Jesus, Interrupted [No. 0865] by scholar Bart Ehrman is a book about contradictions and reading. The subtitle is "Revealing the Hidden Contradictions in the Bible (and Why We Don't Know About Them)" and harbors the belief that most people read the Bible in a devotional manner, for that is how it is presented by church leaders. This is a linear reading, one page at a time, or at its worst cherry-picked for the flavor of the day. The historical-critical reading of the Bible, taught in secular seminaries and classes, is one of comparative analysis and literature, and in their original historical context. And there is much to say about the contradictions in the Bible (the separate creation stories for one). Ehrman is careful, however. "I should stress that scholars and students who question such passages are not questioning God himself.
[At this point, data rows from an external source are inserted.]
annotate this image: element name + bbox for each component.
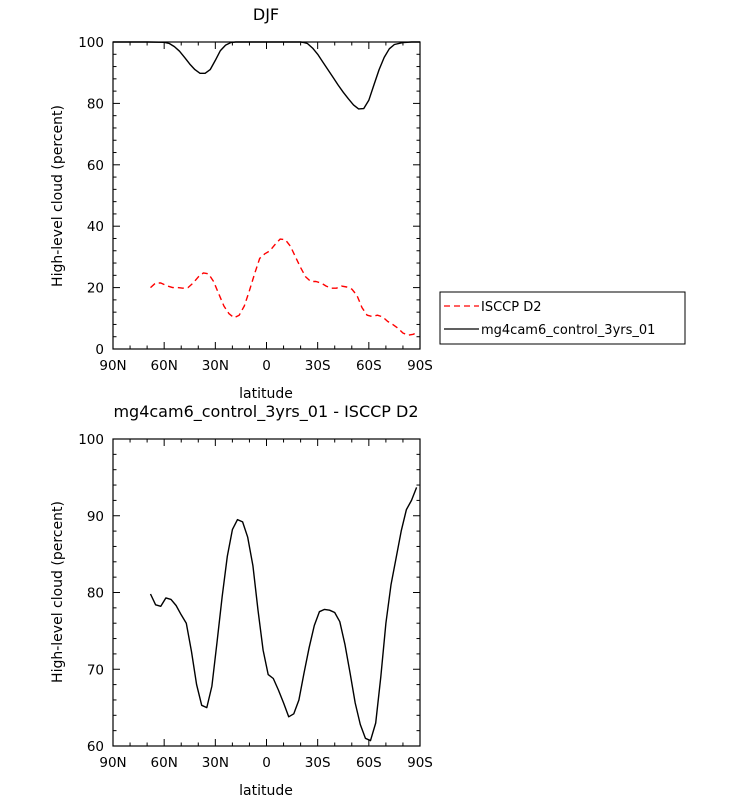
legend-box xyxy=(439,291,686,345)
top-x-axis-label: latitude xyxy=(239,386,293,402)
bottom-x-tick-label: 0 xyxy=(262,755,271,771)
top-y-tick-label: 80 xyxy=(87,96,104,112)
top-x-tick-label: 90S xyxy=(407,358,433,374)
bottom-series-group xyxy=(149,487,418,742)
bottom-x-axis-label: latitude xyxy=(239,783,293,799)
top-y-tick-label: 40 xyxy=(87,219,104,235)
bottom-panel: mg4cam6_control_3yrs_01 - ISCCP D2 90N 60… xyxy=(50,402,433,799)
bottom-plot-frame xyxy=(112,438,421,747)
top-x-tick-label: 30S xyxy=(305,358,331,374)
bottom-x-tick-label: 60N xyxy=(151,755,178,771)
top-y-tick-label: 60 xyxy=(87,158,104,174)
bottom-y-tick-label: 60 xyxy=(87,739,104,755)
bottom-x-tick-label: 90S xyxy=(407,755,433,771)
legend-label-isccp: ISCCP D2 xyxy=(481,300,542,315)
bottom-x-tick-label: 30N xyxy=(202,755,229,771)
top-panel: DJF 90N 60N 30N 0 30S 60S 90S 0 20 40 60 80 100 lati… xyxy=(50,5,433,402)
top-x-tick-label: 60S xyxy=(356,358,382,374)
bottom-y-tick-label: 100 xyxy=(78,432,104,448)
top-x-tick-label: 30N xyxy=(202,358,229,374)
bottom-y-tick-label: 70 xyxy=(87,662,104,678)
bottom-y-tick-label: 80 xyxy=(87,586,104,602)
top-y-tick-label: 100 xyxy=(78,35,104,51)
top-y-axis-label: High-level cloud (percent) xyxy=(50,105,66,287)
top-series-line-isccp-d2 xyxy=(150,238,419,336)
bottom-axis-ticks: 90N 60N 30N 0 30S 60S 90S 60 70 80 90 100 xyxy=(78,432,433,771)
legend-label-model: mg4cam6_control_3yrs_01 xyxy=(481,323,655,338)
top-chart-title: DJF xyxy=(253,5,279,24)
top-x-tick-label: 0 xyxy=(262,358,271,374)
top-y-tick-label: 0 xyxy=(95,342,104,358)
bottom-chart-title: mg4cam6_control_3yrs_01 - ISCCP D2 xyxy=(113,402,418,422)
bottom-x-tick-label: 60S xyxy=(356,755,382,771)
top-plot-frame xyxy=(112,41,421,350)
top-x-tick-label: 90N xyxy=(99,358,126,374)
bottom-x-tick-label: 90N xyxy=(99,755,126,771)
top-axis-ticks: 90N 60N 30N 0 30S 60S 90S 0 20 40 60 80 100 xyxy=(78,35,433,374)
top-y-tick-label: 20 xyxy=(87,281,104,297)
top-series-line-mg4cam6-control-3yrs-01 xyxy=(113,41,420,110)
bottom-y-axis-label: High-level cloud (percent) xyxy=(50,501,66,683)
top-series-group xyxy=(113,41,420,336)
bottom-y-tick-label: 90 xyxy=(87,509,104,525)
bottom-x-tick-label: 30S xyxy=(305,755,331,771)
top-x-tick-label: 60N xyxy=(151,358,178,374)
bottom-series-line-difference xyxy=(149,487,418,742)
legend: ISCCP D2 mg4cam6_control_3yrs_01 xyxy=(439,291,686,345)
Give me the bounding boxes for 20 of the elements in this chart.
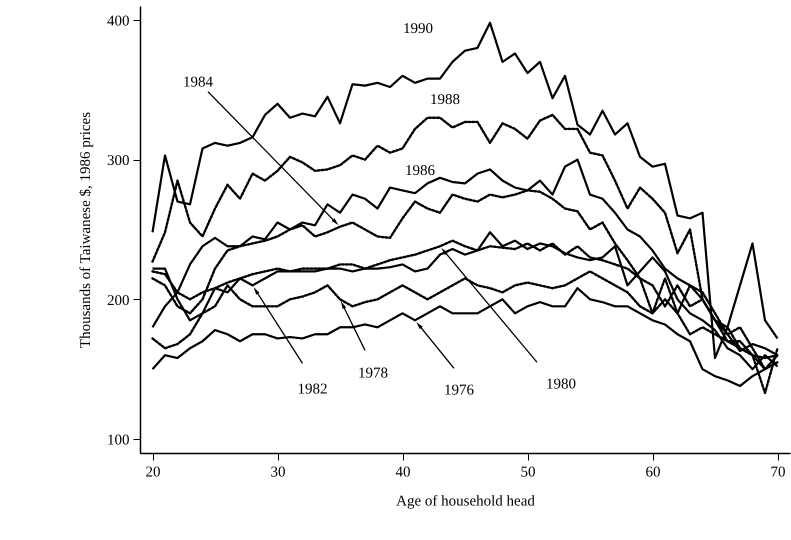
y-axis-title: Thousands of Taiwanese $, 1986 prices bbox=[78, 112, 94, 348]
x-tick-label: 50 bbox=[520, 464, 536, 480]
x-tick-label: 30 bbox=[270, 464, 286, 480]
annotation: 1988 bbox=[430, 92, 460, 108]
annotation: 1986 bbox=[405, 163, 436, 179]
y-tick-label: 200 bbox=[107, 292, 130, 309]
x-tick-label: 70 bbox=[770, 464, 786, 480]
x-tick-label: 40 bbox=[396, 464, 410, 480]
annotation: 1980 bbox=[546, 376, 576, 392]
y-tick-label: 400 bbox=[107, 13, 130, 30]
annotation: 1984 bbox=[183, 74, 214, 91]
annotation: 1976 bbox=[444, 382, 474, 398]
x-tick-label: 20 bbox=[146, 464, 160, 480]
x-axis-title: Age of household head bbox=[396, 494, 536, 510]
y-tick-label: 300 bbox=[107, 153, 130, 170]
y-tick-label: 100 bbox=[107, 432, 130, 449]
annotation: 1982 bbox=[298, 381, 328, 398]
annotation: 1990 bbox=[403, 21, 433, 37]
x-tick-label: 60 bbox=[646, 464, 660, 480]
annotation: 1978 bbox=[358, 365, 388, 382]
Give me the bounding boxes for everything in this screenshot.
They are questioning what the Bible has to say about God." For Ehrman, like many other scholars, the Bible is a human construct, written by many, many authors over centuries of power, wars, and struggles. Ehrman's agnosticism, a growth from a very powerful believer in his youth, is tactful, and passionate. He does not want to offend those who hold the inerrancy of the Bible, but the only critical way to go beyond oneself is to be critical and thoughtful of your own footing. "For me" Ehrman says "it's just one of the mysteries of the universe: how so many people can revere the Bible and think that in it is God's inspired revelation to his people, and yet know so little about it."